Enzymatic synthesis of lipid A molecules with four amide-linked acyl chains: LpxA acyltransferases selective for an analog of UDP-N-acetylglucosamine in which an amine replaces the 3″-hydroxyl group

LpxA of Escherichia coli catalyzes the acylation of the glucosamine 3-OH group of UDP-GlcNAc, using R-3-hydroxymyristoyl-acyl carrier protein (ACP) as the donor substrate. We now demonstrate that LpxA in cell extracts of Mesorhizobium loti and Leptospira interrogans, which synthesize lipid A molecules containing 2,3-diamino-2,3-dideoxy-D-glucopyranose (GlcN3N) units in place of glucosamine, do not acylate UDP-GlcNAc. Instead, these LpxA acyltransferases require a UDP-Glc-NAc derivative (designated UDP 2-acetamido-3-amino-2,3-dideoxy-α-D-glucopyranose or UDP-GlcNAc3N), characterized in the preceding paper (Sweet, C. R., Ribeiro, A. A., and Raetz, C. R. H. (2004) J. Biol.
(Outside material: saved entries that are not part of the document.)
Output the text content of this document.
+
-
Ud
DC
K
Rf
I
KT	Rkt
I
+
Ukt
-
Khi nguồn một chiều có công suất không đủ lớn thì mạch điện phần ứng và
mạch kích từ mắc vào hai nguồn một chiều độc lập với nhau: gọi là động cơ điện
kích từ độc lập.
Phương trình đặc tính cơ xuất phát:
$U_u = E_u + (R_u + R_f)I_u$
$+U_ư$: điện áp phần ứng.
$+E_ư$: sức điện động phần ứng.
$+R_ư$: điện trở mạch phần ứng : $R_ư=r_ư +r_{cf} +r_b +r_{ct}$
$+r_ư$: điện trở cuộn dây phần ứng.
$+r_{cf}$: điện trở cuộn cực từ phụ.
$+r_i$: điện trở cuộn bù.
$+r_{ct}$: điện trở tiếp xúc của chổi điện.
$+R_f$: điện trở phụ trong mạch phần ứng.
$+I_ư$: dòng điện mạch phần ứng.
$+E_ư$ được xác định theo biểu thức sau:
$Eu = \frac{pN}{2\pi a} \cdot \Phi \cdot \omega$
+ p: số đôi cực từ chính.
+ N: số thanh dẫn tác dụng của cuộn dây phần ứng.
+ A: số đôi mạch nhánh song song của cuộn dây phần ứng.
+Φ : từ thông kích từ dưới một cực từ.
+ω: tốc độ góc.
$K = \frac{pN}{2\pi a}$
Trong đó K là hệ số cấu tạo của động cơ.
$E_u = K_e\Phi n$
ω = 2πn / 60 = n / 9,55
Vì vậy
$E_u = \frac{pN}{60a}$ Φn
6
Chem. 279, 25400-25410), in which an amine replaces the glucosamine 3-OH group. L. interrogans LpxA furthermore displays absolute selectivity for 3-hydroxylauroyl-ACP as the donor, whereas M. loti LpxA functions almost equally well with 10-, 12-, and 14-carbon 3-hydroxyacyl-ACPs. The substrate selectivity of L. interrogans LpxA is consistent with the structure of L. interrogans lipid A. The mechanism of L. interrogans LpxA appears to be similar to that of E. coli LpxA, given that the essential His ¹²⁵ residue of E. coli LpxA is conserved and is also required for acyltransferase activity in L. interrogans. Acidithiobacillus ferrooxidans (an organism that makes lipid A molecules containing both GlcN and GlcN3N) has an ortholog of LpxA that is selective for UDP-GlcNAc3N, but the enzyme also catalyzes the acylation of UDP-GlcNAc at a slow rate. E. coli LpxA acylates UDP-GlcNAc and UDP-GlcNAc3N at comparable rates in vitro. However, UDP-GlcNAc3N is not synthesized in vivo, because E. coli lacks gnnA and gnnB. When the latter are supplied together with A. ferrooxidans lpxA, E. coli incorporates a significant amount of GlcN3N into its lipid A.